La priorité nationale, c'est la clé de voûte du programme de Marine Le Pen. Dans les années 1980, déjà, son père Jean-Marie Le Pen, aux manettes du Front national, développait cette idée. Exemple le 16 octobre 1985 sur le plateau de « L'Heure de vérité » : « Convenez avec moi qu’il vaudrait mieux augmenter les prestations qui sont réservées aux femmes françaises qui n’ont que deux enfants plutôt que d’encourager des femmes étrangères à avoir sur notre sol 3, 4, 5 ou 6 enfants. C’est la raison pour laquelle le FN propose [...] que les services sociaux soient séparés entre Français et étrangers.
Si en octobre 1985, la formule « préférence nationale » n’est pas encore lâchée, l'idée est là. Elle sera théorisée quelques mois plus tard par Jean-Yves Le Gallou dans un livre, La préférence nationale : réponse à l'immigration. Son auteur s'en explique le 13 décembre 1985 sur le plateau du journal Provence Alpes de France 3 : « Dans ce livre j’essaye non seulement de porter un diagnostic mais de montrer qu’il y a des solutions au problème de l’immigration. »
Selon l’essayiste, membre du Front national, priver les étrangers des aides sociales serait un moyen de pression pour les inciter à quitter la France. A partir de cette date, les cadres du parti d'extrême droite vont faire de cette théorie leur credo.

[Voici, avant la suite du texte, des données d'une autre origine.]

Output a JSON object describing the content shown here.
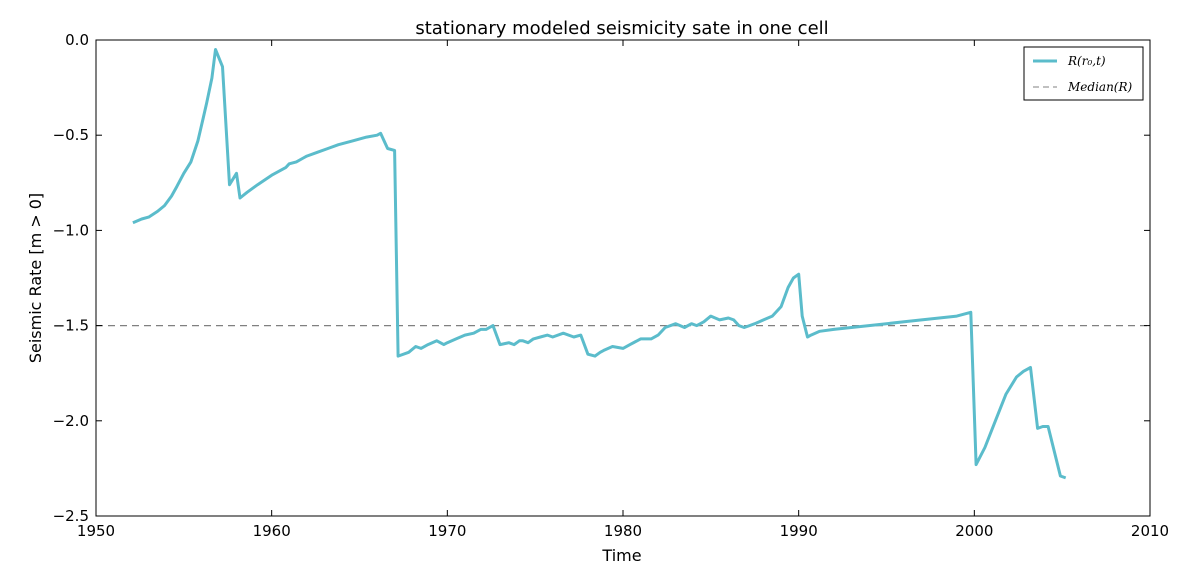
{
  "chart_data": {
    "type": "line",
    "title": "stationary modeled seismicity sate in one cell",
    "xlabel": "Time",
    "ylabel": "Seismic Rate [m > 0]",
    "xlim": [
      1950,
      2010
    ],
    "ylim": [
      -2.5,
      0.0
    ],
    "xticks": [
      1950,
      1960,
      1970,
      1980,
      1990,
      2000,
      2010
    ],
    "yticks": [
      0.0,
      -0.5,
      -1.0,
      -1.5,
      -2.0,
      -2.5
    ],
    "xtick_labels": [
      "1950",
      "1960",
      "1970",
      "1980",
      "1990",
      "2000",
      "2010"
    ],
    "ytick_labels": [
      "0.0",
      "−0.5",
      "−1.0",
      "−1.5",
      "−2.0",
      "−2.5"
    ],
    "grid": false,
    "legend_position": "top-right",
    "series": [
      {
        "name": "R(r₀,t)",
        "color": "#5bbccb",
        "style": "solid",
        "x": [
          1952.1,
          1952.6,
          1953.0,
          1953.5,
          1953.9,
          1954.3,
          1954.6,
          1955.0,
          1955.4,
          1955.8,
          1956.1,
          1956.3,
          1956.6,
          1956.8,
          1957.2,
          1957.6,
          1958.0,
          1958.2,
          1958.6,
          1959.2,
          1960.0,
          1960.8,
          1961.0,
          1961.4,
          1961.8,
          1962.0,
          1962.6,
          1963.2,
          1963.8,
          1964.6,
          1965.4,
          1966.0,
          1966.2,
          1966.6,
          1967.0,
          1967.2,
          1967.8,
          1968.2,
          1968.5,
          1968.9,
          1969.4,
          1969.8,
          1970.0,
          1970.5,
          1971.0,
          1971.5,
          1971.9,
          1972.2,
          1972.6,
          1973.0,
          1973.5,
          1973.8,
          1974.1,
          1974.3,
          1974.6,
          1974.9,
          1975.3,
          1975.7,
          1976.0,
          1976.6,
          1977.2,
          1977.6,
          1978.0,
          1978.4,
          1978.7,
          1978.9,
          1979.4,
          1980.0,
          1980.4,
          1980.8,
          1981.0,
          1981.6,
          1982.0,
          1982.4,
          1983.0,
          1983.5,
          1983.9,
          1984.2,
          1984.6,
          1985.0,
          1985.5,
          1986.0,
          1986.3,
          1986.6,
          1986.9,
          1987.2,
          1987.5,
          1988.0,
          1988.5,
          1989.0,
          1989.4,
          1989.7,
          1990.0,
          1990.2,
          1990.5,
          1990.7,
          1991.2,
          1992.0,
          1993.0,
          1994.0,
          1995.0,
          1996.0,
          1997.0,
          1998.0,
          1999.0,
          1999.8,
          2000.1,
          2000.6,
          2001.2,
          2001.8,
          2002.4,
          2002.8,
          2003.2,
          2003.6,
          2003.9,
          2004.2,
          2004.9,
          2005.2
        ],
        "y": [
          -0.96,
          -0.94,
          -0.93,
          -0.9,
          -0.87,
          -0.82,
          -0.77,
          -0.7,
          -0.64,
          -0.53,
          -0.41,
          -0.33,
          -0.2,
          -0.05,
          -0.14,
          -0.76,
          -0.7,
          -0.83,
          -0.8,
          -0.76,
          -0.71,
          -0.67,
          -0.65,
          -0.64,
          -0.62,
          -0.61,
          -0.59,
          -0.57,
          -0.55,
          -0.53,
          -0.51,
          -0.5,
          -0.49,
          -0.57,
          -0.58,
          -1.66,
          -1.64,
          -1.61,
          -1.62,
          -1.6,
          -1.58,
          -1.6,
          -1.59,
          -1.57,
          -1.55,
          -1.54,
          -1.52,
          -1.52,
          -1.5,
          -1.6,
          -1.59,
          -1.6,
          -1.58,
          -1.58,
          -1.59,
          -1.57,
          -1.56,
          -1.55,
          -1.56,
          -1.54,
          -1.56,
          -1.55,
          -1.65,
          -1.66,
          -1.64,
          -1.63,
          -1.61,
          -1.62,
          -1.6,
          -1.58,
          -1.57,
          -1.57,
          -1.55,
          -1.51,
          -1.49,
          -1.51,
          -1.49,
          -1.5,
          -1.48,
          -1.45,
          -1.47,
          -1.46,
          -1.47,
          -1.5,
          -1.51,
          -1.5,
          -1.49,
          -1.47,
          -1.45,
          -1.4,
          -1.3,
          -1.25,
          -1.23,
          -1.45,
          -1.56,
          -1.55,
          -1.53,
          -1.52,
          -1.51,
          -1.5,
          -1.49,
          -1.48,
          -1.47,
          -1.46,
          -1.45,
          -1.43,
          -2.23,
          -2.14,
          -2.0,
          -1.86,
          -1.77,
          -1.74,
          -1.72,
          -2.04,
          -2.03,
          -2.03,
          -2.29,
          -2.3
        ]
      },
      {
        "name": "Median(R)",
        "color": "#808080",
        "style": "dashed",
        "x": [
          1950,
          2010
        ],
        "y": [
          -1.5,
          -1.5
        ]
      }
    ]
  }
}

Et quand Marine Le Pen prend les rênes du parti en 2011, c’est le même discours avec un petit changement : « préférence » devient « priorité ». Mais avec exactement les mêmes arguments que son père, comme elle l'explique sur le plateau de l'émission « Des paroles et des actes » diffusée le 21 février 2013 : « Ma philosophie est la suivante : les étrangers qui veulent venir sur notre territoire doivent subvenir à leur propre besoin. » Une proposition qui fait en effet écho à celle de son père, prononcée le 3 mars 2007 à Marseille, lors d'un meeting pour l'élection présidentielle : « Les immigrés qui viennent chez nous, illégaux et légaux, doivent savoir qu’ils ne bénéficieront d’aucune aide spécifique et qu’ils devront trouver par eux-même les moyens légaux de logement, de subsistance ou de soin. »
Référendum
Mais alors comment mettre en place cette priorité nationale ? Car de fait elle instaure un principe de discrimination contraire à la constitution. Là aussi, la réponse n'a pas changé depuis 35 ans : Une révision de la constitution via un référendum. C'est ce que proposait Jean-Marie Le Pen le 7 février 1986 sur le plateau du 13h de TF1 : « Vous savez que tout référendum se heurte à la difficulté de devoir répondre par oui ou non, mais il me parait quand même important que le peuple français soit interrogé sur le point de savoir s’ils souhaitent comme le veut Monsieur Stasi, une France multiculturelle, ou si au contraire il exprime un vote en faveur d’une préférence nationale telle que nous la défendons nous même. »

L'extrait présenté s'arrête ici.